Ironing stuff out – other challenges.

One of the other challenges is environmental confounding, you can account for genetics alright, but what about the environment? There is also the issue of quantifying methylation levels. Unlike genes, where you either have a variant or you don’t, methylation can be extremely variable, and arbitrary criteria- low, intermediate and high, and relative comparisons (hypo and hyper) are used. How biologically relevant this stratification is could be important in interpreting the results of such EWASs. Environmental confounding could potentially be taken care of using the same strategies used to account for the problem in GWASs.

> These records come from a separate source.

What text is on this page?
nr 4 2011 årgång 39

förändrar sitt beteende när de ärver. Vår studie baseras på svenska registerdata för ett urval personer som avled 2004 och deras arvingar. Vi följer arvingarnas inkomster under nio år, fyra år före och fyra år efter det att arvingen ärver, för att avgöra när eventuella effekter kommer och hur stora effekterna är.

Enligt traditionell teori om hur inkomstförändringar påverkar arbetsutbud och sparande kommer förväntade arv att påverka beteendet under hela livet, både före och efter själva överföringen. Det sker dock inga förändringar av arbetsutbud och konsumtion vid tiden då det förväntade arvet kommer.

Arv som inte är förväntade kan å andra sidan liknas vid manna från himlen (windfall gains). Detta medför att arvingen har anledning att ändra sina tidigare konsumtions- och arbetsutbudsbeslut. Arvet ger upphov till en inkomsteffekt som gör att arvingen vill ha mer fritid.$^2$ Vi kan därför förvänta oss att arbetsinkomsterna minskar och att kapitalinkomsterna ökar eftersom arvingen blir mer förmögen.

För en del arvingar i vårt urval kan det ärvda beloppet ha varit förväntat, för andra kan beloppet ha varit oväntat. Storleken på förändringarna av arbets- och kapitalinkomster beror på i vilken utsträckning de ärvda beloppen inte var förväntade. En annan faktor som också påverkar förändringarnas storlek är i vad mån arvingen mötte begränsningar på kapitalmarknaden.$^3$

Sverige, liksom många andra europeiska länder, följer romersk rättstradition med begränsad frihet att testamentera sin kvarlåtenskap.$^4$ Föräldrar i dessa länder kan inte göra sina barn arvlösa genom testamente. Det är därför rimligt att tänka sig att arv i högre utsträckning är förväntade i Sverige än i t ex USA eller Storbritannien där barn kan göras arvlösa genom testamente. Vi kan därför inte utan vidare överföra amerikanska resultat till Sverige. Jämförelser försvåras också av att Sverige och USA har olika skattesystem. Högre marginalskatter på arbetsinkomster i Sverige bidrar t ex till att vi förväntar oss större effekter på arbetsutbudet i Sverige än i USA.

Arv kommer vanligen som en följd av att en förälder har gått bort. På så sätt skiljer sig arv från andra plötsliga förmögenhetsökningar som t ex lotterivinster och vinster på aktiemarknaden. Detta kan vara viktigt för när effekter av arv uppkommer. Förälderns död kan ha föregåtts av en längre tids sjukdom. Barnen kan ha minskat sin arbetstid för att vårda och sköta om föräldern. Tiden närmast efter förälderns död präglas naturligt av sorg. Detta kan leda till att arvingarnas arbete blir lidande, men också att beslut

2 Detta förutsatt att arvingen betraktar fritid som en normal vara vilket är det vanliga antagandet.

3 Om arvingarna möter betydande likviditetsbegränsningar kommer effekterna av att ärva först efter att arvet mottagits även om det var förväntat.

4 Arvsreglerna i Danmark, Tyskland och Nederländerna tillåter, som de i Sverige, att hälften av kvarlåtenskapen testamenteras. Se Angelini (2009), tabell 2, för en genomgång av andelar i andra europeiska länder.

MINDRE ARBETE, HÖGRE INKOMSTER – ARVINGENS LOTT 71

Illumina methylation arrays – core concept. There are two types of beads for each locus, one for methylated variants, the other for unmethylated variants. A methylated locus only binds to methylated beads and is then bound to a fluorophore for visualisation. The same thing happens with unmethylated DNA and unmethylated beads with another fluorophore. The resulting fluorophore images can help describe loci as being methylated or not and serve as methylation maps for further analysis.

The advent of sequencing technologies that can read off methylation marks without prior bisulfite conversion [8] may further improve the resolution of EWASs. A short term stop gap may be Illumina 450K methylation arrays [9], which use a combination of array technology and bisulfite conversion to produce high resolution methylation maps.

Other Examples – Identification of early-warning markers that precede diagnosis of type 1 diabetes. – specific methylation marker for susceptibility to obesity and type 2 diabetes uncovered by an integrated analysis. – Locating methylation changes associated with aging.